A vacina foi concebida para ajudar a produzir anticorpos anti-cocaína no organismo de uma pessoa quimicamente dependente da substância.
Cientistas brasileiros anunciaram o desenvolvimento de uma vacina inovadora para tratar a dependência da cocaína e do seu poderoso derivado, o crack.
Denominado “Calixcoca”, o tratamento, que apresentou resultados promissores em ensaios com animais, desencadeia uma resposta imunitária que impede a cocaína e o crack de chegarem ao cérebro. Em termos simples, a vacina funcionaria impedindo os toxicodependentes de ficarem “pedrados” com a droga.
Os investigadores envolvidos no projeto esperam que a vacina ajude os utilizadores a quebrar o ciclo da dependência.
De acordo com Frederico Garcia, psiquiatra e coordenador do projeto na Universidade Federal de Minas Gerais, no Brasil, se o tratamento obtiver aprovação regulamentar, será a primeira vez que a dependência da cocaína é tratada com uma vacina.
Na semana passada, o projeto ganhou o prémio máximo de 500 000 euros nos Prémios Euro Health Innovation Awards para a medicina latino-americana, patrocinados pela empresa farmacêutica Eurofarma.
A vacina funciona ativando o sistema imunitário dos pacientes para produzir anticorpos que se ligam às moléculas de cocaína na corrente sanguínea, tornando-as demasiado grandes para passarem para o sistema mesolímbico do cérebro, ou “centro de recompensa”, onde a droga normalmente estimula níveis elevados de dopamina indutora de prazer.
Foram efetuados estudos semelhantes nos Estados Unidos, que são o maior consumidor mundial de cocaína, segundo o Gabinete das Nações Unidas para a Droga e o Crime.

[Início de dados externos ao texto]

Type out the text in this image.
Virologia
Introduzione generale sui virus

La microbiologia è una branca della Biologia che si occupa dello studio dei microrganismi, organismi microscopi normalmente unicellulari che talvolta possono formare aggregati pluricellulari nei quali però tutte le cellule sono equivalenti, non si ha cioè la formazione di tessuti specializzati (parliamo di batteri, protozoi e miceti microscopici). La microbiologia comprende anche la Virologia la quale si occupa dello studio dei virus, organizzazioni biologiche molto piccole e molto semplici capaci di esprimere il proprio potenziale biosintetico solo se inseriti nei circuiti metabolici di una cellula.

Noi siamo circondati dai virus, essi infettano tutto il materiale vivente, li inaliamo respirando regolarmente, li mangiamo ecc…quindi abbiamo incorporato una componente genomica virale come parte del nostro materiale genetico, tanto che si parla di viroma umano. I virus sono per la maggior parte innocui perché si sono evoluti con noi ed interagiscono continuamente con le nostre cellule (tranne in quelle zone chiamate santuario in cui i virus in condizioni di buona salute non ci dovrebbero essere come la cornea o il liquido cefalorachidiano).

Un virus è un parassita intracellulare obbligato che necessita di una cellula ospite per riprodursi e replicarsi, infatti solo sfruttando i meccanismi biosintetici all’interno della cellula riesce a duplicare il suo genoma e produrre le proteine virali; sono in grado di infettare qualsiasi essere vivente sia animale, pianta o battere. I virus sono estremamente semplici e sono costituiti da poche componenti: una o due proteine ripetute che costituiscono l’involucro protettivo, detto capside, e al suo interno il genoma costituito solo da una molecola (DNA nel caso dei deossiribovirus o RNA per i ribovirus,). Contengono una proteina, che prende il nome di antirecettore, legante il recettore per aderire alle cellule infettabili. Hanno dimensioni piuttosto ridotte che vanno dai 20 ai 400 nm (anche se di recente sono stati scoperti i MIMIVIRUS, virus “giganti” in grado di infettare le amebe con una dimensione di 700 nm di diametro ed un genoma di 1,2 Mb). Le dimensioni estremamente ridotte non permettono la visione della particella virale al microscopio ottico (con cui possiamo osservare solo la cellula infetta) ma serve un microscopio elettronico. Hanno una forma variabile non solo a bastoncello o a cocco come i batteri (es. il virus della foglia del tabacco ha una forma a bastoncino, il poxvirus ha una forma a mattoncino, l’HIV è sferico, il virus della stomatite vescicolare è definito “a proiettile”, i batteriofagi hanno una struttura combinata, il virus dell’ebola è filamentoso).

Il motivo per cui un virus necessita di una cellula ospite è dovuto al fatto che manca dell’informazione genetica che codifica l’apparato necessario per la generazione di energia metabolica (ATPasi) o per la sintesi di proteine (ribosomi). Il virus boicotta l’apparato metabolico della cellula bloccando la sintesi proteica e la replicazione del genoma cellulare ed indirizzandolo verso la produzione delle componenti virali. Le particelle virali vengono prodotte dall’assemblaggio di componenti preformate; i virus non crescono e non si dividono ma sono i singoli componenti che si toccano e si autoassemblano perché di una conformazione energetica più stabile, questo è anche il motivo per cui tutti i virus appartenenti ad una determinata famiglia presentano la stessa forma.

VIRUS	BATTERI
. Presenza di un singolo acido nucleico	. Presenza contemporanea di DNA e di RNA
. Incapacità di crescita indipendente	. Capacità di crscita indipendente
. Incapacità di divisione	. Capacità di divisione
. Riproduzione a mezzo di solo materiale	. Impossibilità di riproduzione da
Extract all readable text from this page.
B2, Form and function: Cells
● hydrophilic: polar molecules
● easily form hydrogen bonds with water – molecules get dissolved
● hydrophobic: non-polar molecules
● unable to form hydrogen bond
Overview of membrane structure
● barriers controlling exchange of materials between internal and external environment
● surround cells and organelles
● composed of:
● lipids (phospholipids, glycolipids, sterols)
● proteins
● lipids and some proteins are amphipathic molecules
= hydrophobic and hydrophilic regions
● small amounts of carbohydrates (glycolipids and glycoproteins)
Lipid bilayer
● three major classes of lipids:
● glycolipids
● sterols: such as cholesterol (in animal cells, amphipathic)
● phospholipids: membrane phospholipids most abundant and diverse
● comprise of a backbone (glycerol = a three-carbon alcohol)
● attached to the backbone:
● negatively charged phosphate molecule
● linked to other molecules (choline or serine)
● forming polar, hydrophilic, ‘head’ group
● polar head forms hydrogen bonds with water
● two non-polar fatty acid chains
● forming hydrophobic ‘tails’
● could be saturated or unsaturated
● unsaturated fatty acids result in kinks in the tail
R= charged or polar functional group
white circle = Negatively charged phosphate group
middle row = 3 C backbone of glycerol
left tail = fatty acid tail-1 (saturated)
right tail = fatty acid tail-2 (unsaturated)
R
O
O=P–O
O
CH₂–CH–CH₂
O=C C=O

Mas esses esforços foram interrompidos quando os ensaios clínicos não demonstraram resultados suficientes, entre outras razões, disse Garcia.
Até agora, o Calixcoca provou ser eficaz em testes com animais, produzindo níveis significativos de anticorpos contra a cocaína e poucos efeitos colaterais.
Os investigadores descobriram também que protegia os fetos de ratos, sugerindo que poderia ser utilizada em seres humanos para proteger os fetos de grávidas toxicodependentes.
A vacina está agora pronta para entrar na fase final dos ensaios: testes em seres humanos.
Não é uma “panaceia
Garcia diz que o Calixcoca pode vir a reformular o tratamento da toxicodependência.
“Não existe um tratamento específico registado para a dependência de cocaína e crack. Atualmente, utilizamos uma combinação de aconselhamento psicológico, assistência social e reabilitação, quando necessário”, afirmou.
Garcia acredita que o Calixcoca poderia acrescentar uma ferramenta importante, ajudando os pacientes em estágios críticos de recuperação, como quando eles deixam a reabilitação.
A vacina é feita com compostos químicos concebidos em laboratório, em vez de ingredientes biológicos, o que significa que a sua produção seria menos dispendiosa do que a de muitas vacinas e não teria de ser armazenada a temperaturas frias.
Ainda assim, Garcia adverte que não será uma “panaceia” que possa ser administrada a qualquer pessoa.
O grupo-alvo exato dependerá do resultado dos ensaios clínicos mas, teoricamente, destina-se a toxicodependentes em recuperação “que deixaram de consumir (cocaína) e querem continuar assim”, disse.
O objetivo é mudar aquilo a que Garcia chama uma “triste estatística”.
De acordo com o Instituto Nacional de Abuso de Drogas dos Estados Unidos, um em cada quatro consumidores regulares de cocaína torna-se dependente.
E apenas um em cada quatro toxicodependentes consegue deixar de fumar após cinco anos de tratamento.
Mais de 3.000 pessoas contactaram a equipa de Garcia e ofereceram-se para participar nos ensaios clínicos.